AMENDMENT NO. 2 TO THE LINCOLN NATIONAL CORPORATION 1993 STOCK PLAN FOR NON-EMPLOYEE DIRECTORS Effective February 1, 2006

Contract Categories: Business Finance - Stock Agreements
EX-10.1 2 ex10-1.htm EXHIBIT 10.1 Exhibit 10.1
Exhibit 10.1

AMENDMENT NO. 2
TO THE
LINCOLN NATIONAL CORPORATION
1993 STOCK PLAN FOR NON-EMPLOYEE DIRECTORS
Effective February 1, 2006

This Amendment amends the Lincoln National Corporation 1993 Stock Plan for Non-Employee Directors, As Amended and Restated Effective May 8, 2003 (the “1993 Stock Plan”). The Amendment is effective as of the 1st day of February, 2006.
 
The Plan is amended as follows:
 
1. The current Section 3.1(c) is replaced in its entirety with the following new Section 3.1(c):
 
 
“(c)
Vesting of Restricted Shares. Upon vesting, except as provided in Article XI, all restrictions applicable to such Restricted Shares shall lapse.

(i)  
Vesting of Shares. Effective February 1, 2006, all previously granted Restricted Shares shall be subject to the following vesting schedule:

 
25% of Restricted Shares shall vest on the later of February 1, 2006 or the first anniversary of grant date;

 
25% of Restricted Shares shall vest on the later of February 1, 2006 or the second anniversary of grant date;

 
25% of Restricted Shares shall vest on the later of February 1, 2006 or the third anniversary of grant date; and

 
25% of Restricted Shares shall vest on the later of February 1, 2006 or the fourth anniversary of grant date.

(ii)  
Accelerated Vesting Upon Termination of Directorship. If a Non-Employee Director ceases to be a director of the Corporation and its subsidiaries by reason of Disability, Death, Retirement or Change of Control (as defined in subparagraphs (c)(iii), (iv) and (v) below), the Restricted Shares granted to Non-Employee Directors, and any Dividend Equivalent Payments on such shares accumulated for such Non-Employee Director shall immediately vest. If a Non-Employee Director ceases to be a director of the Corporation and its subsidiaries for any other reason, the Non-Employee Director shall immediately forfeit all Restricted Shares, except to the extent that such shares have vested under the scheduled provided in subparagraph (c)(i) above.
 

 
 
 

 

 
(iii)
Disability. For purposes of this Section 3.1(c), “Disability” shall mean a permanent and total disability as defined in Section 22(e)(3) of the Internal Revenue Code of 1986, as amended.

 
(iv)
Retirement. For purposes of this Section 3.1(c), “Retirement” shall mean ceasing to be a director of the Company (A) on or after age 70, or (B) on or after age 65 with the consent of a majority of the members of the Board of Directors of the Corporation other than the Non-Employee Director.

 
(v)
Change of Control. For purposes of this Section 3.1(c), “Change of Control” shall have the same meaning as in the Lincoln National Corporation Executives’ Severance Benefit Plan on the date that is six (6) months immediately preceding the “Change of Control.””

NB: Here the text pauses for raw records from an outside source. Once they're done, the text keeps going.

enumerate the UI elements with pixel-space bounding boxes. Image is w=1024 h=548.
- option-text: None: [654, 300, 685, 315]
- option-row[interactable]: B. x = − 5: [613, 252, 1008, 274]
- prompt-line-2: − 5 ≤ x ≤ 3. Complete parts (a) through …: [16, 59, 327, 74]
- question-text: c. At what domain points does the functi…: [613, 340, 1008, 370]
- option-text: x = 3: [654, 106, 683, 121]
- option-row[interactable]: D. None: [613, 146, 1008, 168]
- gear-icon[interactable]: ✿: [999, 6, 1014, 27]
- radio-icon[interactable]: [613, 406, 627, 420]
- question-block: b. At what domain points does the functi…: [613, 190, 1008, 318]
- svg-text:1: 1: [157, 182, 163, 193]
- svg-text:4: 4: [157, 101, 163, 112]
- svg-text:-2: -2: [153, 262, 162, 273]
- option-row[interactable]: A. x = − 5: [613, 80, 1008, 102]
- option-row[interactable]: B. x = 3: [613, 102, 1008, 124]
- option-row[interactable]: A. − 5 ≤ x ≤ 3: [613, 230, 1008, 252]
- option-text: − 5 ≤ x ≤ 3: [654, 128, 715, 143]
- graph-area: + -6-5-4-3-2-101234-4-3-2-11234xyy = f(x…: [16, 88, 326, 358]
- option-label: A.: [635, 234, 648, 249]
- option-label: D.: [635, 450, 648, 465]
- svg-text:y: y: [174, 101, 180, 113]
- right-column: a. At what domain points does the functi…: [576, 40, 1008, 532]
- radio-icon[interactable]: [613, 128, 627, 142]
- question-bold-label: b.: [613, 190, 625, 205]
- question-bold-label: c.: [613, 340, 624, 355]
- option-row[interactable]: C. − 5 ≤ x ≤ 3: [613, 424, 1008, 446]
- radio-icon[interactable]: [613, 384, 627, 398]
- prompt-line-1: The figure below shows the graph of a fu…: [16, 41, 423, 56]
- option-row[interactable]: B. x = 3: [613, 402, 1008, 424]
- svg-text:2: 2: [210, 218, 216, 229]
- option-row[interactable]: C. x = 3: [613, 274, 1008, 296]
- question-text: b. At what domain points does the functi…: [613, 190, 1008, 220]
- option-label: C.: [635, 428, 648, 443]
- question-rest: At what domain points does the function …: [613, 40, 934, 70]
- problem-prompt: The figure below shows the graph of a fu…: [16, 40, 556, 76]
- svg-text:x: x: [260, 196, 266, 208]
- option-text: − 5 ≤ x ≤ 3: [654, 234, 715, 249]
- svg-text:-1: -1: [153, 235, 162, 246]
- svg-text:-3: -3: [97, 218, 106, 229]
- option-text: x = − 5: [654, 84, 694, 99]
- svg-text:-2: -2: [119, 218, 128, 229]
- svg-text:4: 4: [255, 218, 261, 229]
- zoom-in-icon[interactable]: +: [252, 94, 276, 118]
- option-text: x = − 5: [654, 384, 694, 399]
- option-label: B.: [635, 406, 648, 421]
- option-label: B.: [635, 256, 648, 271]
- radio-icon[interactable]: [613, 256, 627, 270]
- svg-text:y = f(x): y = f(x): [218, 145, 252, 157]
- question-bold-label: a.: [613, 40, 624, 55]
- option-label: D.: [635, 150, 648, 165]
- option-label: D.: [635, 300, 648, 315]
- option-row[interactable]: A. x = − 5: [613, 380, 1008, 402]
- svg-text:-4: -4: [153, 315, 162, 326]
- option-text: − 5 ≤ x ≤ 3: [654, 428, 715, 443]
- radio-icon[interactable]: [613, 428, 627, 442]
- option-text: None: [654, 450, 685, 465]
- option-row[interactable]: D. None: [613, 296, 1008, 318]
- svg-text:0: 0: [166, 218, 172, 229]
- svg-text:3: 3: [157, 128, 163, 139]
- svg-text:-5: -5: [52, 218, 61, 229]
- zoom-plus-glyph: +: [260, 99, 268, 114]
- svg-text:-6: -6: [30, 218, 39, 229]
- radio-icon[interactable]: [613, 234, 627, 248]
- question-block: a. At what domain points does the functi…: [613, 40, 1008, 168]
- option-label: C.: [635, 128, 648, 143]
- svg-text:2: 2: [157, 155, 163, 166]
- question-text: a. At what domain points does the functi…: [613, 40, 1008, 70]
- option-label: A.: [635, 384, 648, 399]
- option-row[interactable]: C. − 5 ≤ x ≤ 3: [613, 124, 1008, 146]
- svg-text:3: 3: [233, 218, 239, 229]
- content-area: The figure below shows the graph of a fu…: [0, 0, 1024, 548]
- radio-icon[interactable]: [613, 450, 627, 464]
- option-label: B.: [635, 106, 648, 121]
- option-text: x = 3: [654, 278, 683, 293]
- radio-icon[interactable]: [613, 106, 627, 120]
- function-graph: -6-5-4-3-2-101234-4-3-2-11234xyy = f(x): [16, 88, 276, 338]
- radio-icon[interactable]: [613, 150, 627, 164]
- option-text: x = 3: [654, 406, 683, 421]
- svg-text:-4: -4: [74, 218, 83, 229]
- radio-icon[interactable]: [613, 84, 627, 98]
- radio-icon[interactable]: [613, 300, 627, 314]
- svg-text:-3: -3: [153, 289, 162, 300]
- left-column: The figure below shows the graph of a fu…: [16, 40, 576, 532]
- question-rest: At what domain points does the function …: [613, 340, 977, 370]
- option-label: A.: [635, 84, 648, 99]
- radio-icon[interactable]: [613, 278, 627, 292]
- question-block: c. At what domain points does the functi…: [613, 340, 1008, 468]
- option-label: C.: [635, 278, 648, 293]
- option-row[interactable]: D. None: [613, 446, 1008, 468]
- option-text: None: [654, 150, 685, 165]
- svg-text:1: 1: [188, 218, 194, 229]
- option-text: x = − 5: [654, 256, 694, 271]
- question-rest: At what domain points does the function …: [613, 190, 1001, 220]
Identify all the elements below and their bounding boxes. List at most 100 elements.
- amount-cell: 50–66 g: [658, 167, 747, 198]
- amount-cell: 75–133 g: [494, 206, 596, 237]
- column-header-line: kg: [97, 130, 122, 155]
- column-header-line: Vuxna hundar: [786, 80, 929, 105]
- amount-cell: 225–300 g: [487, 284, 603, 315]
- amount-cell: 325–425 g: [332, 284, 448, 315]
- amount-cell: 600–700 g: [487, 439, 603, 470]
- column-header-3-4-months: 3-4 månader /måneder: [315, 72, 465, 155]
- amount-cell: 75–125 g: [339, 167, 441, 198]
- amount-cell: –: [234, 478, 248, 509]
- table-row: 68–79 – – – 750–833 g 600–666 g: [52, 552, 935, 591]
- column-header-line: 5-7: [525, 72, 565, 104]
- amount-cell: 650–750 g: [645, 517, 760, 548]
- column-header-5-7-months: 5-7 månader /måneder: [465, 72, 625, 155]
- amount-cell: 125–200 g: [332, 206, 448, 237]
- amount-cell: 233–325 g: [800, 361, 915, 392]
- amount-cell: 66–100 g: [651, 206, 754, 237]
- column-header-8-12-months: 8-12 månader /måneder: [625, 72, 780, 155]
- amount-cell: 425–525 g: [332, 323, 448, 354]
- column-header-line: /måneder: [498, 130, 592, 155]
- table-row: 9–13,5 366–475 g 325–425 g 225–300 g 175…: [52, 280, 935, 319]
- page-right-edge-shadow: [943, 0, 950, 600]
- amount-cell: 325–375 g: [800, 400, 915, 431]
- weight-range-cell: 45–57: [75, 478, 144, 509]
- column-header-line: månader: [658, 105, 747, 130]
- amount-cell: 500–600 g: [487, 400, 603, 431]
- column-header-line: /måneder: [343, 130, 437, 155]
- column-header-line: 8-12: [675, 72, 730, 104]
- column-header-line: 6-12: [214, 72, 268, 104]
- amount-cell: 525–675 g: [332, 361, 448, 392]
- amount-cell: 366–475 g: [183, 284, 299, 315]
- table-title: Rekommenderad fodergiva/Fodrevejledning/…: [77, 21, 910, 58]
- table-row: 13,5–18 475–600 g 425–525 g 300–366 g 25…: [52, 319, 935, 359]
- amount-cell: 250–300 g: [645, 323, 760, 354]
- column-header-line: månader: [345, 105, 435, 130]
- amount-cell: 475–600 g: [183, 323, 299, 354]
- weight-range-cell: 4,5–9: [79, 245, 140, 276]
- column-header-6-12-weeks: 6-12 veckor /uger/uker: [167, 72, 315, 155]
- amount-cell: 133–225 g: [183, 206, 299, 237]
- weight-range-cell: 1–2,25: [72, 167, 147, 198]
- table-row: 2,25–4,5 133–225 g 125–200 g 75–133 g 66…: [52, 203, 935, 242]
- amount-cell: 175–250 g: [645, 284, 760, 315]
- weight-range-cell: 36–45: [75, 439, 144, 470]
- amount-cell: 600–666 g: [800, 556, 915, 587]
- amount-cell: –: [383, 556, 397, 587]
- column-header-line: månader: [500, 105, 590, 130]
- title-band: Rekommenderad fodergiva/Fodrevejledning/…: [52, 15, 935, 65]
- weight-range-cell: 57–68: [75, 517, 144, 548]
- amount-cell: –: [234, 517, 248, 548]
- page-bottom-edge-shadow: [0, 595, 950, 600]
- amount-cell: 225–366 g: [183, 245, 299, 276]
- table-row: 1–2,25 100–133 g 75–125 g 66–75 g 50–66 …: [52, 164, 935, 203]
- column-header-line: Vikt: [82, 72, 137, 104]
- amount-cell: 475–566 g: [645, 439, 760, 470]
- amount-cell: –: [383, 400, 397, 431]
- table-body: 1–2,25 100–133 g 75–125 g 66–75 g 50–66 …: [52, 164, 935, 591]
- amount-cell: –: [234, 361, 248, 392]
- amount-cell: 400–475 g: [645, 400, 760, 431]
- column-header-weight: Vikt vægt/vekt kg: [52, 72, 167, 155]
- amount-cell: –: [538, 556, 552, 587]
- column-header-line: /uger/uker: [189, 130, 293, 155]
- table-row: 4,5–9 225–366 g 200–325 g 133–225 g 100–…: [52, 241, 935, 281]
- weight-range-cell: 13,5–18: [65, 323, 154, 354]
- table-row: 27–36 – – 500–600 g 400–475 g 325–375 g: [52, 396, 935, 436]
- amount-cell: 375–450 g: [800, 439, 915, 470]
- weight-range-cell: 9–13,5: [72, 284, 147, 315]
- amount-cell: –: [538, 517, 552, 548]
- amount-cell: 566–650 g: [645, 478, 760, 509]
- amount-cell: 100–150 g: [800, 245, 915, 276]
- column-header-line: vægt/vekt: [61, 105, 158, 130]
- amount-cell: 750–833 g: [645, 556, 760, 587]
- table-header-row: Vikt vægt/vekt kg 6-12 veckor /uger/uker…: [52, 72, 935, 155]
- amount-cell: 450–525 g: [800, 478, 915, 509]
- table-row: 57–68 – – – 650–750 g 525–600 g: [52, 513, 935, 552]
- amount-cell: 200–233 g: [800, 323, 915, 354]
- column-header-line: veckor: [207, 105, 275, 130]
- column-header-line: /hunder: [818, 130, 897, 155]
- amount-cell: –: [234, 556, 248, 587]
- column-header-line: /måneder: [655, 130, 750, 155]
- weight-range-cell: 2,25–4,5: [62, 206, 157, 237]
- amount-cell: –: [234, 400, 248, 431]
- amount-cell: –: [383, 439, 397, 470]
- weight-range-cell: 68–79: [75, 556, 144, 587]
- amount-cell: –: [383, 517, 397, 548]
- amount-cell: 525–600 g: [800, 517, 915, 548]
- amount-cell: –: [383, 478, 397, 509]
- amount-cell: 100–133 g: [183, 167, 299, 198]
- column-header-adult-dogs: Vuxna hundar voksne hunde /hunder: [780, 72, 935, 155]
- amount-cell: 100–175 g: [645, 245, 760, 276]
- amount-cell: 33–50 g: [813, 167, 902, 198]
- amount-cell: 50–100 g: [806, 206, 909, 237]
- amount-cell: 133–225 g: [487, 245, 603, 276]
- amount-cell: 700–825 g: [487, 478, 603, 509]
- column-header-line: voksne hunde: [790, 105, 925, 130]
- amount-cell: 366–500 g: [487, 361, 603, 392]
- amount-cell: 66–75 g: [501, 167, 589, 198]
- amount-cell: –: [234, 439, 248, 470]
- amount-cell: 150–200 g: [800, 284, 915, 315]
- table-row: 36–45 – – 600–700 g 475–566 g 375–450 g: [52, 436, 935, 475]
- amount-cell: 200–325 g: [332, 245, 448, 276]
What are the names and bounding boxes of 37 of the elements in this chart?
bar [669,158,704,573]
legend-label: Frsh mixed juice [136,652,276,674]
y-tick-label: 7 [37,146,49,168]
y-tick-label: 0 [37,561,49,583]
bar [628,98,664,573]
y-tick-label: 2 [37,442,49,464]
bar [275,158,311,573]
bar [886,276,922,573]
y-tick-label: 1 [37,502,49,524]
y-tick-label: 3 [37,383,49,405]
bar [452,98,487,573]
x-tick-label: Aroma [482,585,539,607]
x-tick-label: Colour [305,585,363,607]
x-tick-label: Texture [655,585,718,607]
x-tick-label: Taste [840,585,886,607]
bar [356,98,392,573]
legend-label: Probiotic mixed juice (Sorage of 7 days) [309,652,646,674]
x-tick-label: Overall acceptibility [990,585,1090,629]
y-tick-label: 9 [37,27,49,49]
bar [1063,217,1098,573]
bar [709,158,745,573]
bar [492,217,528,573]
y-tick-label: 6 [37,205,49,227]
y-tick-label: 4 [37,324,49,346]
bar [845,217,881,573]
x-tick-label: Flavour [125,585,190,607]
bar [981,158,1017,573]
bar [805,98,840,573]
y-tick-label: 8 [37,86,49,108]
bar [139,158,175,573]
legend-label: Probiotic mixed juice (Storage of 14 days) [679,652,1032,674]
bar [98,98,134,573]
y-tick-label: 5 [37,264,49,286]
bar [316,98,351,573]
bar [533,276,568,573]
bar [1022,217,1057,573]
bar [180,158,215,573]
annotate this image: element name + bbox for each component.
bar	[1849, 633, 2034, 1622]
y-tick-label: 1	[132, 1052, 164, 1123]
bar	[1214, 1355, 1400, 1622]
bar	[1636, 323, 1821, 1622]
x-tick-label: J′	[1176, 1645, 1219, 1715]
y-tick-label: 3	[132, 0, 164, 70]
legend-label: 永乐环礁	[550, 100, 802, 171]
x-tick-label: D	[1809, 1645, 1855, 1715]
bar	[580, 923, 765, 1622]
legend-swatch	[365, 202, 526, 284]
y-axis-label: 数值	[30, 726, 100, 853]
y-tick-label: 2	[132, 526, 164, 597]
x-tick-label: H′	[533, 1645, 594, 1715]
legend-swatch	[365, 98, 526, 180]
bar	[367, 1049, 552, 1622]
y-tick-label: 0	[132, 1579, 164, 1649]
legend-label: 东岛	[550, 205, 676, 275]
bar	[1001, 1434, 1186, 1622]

2. A new Section 12.7 is added to the Plan, to read as follows:
 
“12.7 Definition of “Cause.” For purposes of this Plan, and for any Awards granted pursuant to the terms of this Plan, Cause shall mean: (i) the conviction of a felony, or other fraudulent or willful misconduct materially and demonstrably injurious to the business or reputation of the Corporation by the Non-Employee Director; or (ii) the willful and continued failure of the Director to substantially perform his or her duties for the Corporation (other than such failure resulting from incapacity due to physical or mental illness as determined by a physician proposed by the Corporation and reasonably acceptable to the Non-Employee Director), after a written demand for substantial performance is delivered to the Non-Employee Director by a majority of the Board of Directors of the Corporation which specifically identifies the manner in which the Board believes that the Non-Employee Director has not substantially performed his or her duties. No act, or omission to act, on the part of the Non-Employee Director shall be considered “willful” unless such act or omission is the result of the Non-Employee Director’s bad faith or acting without reasonable belief that his or her action or omission was in the best interests of the Corporation.”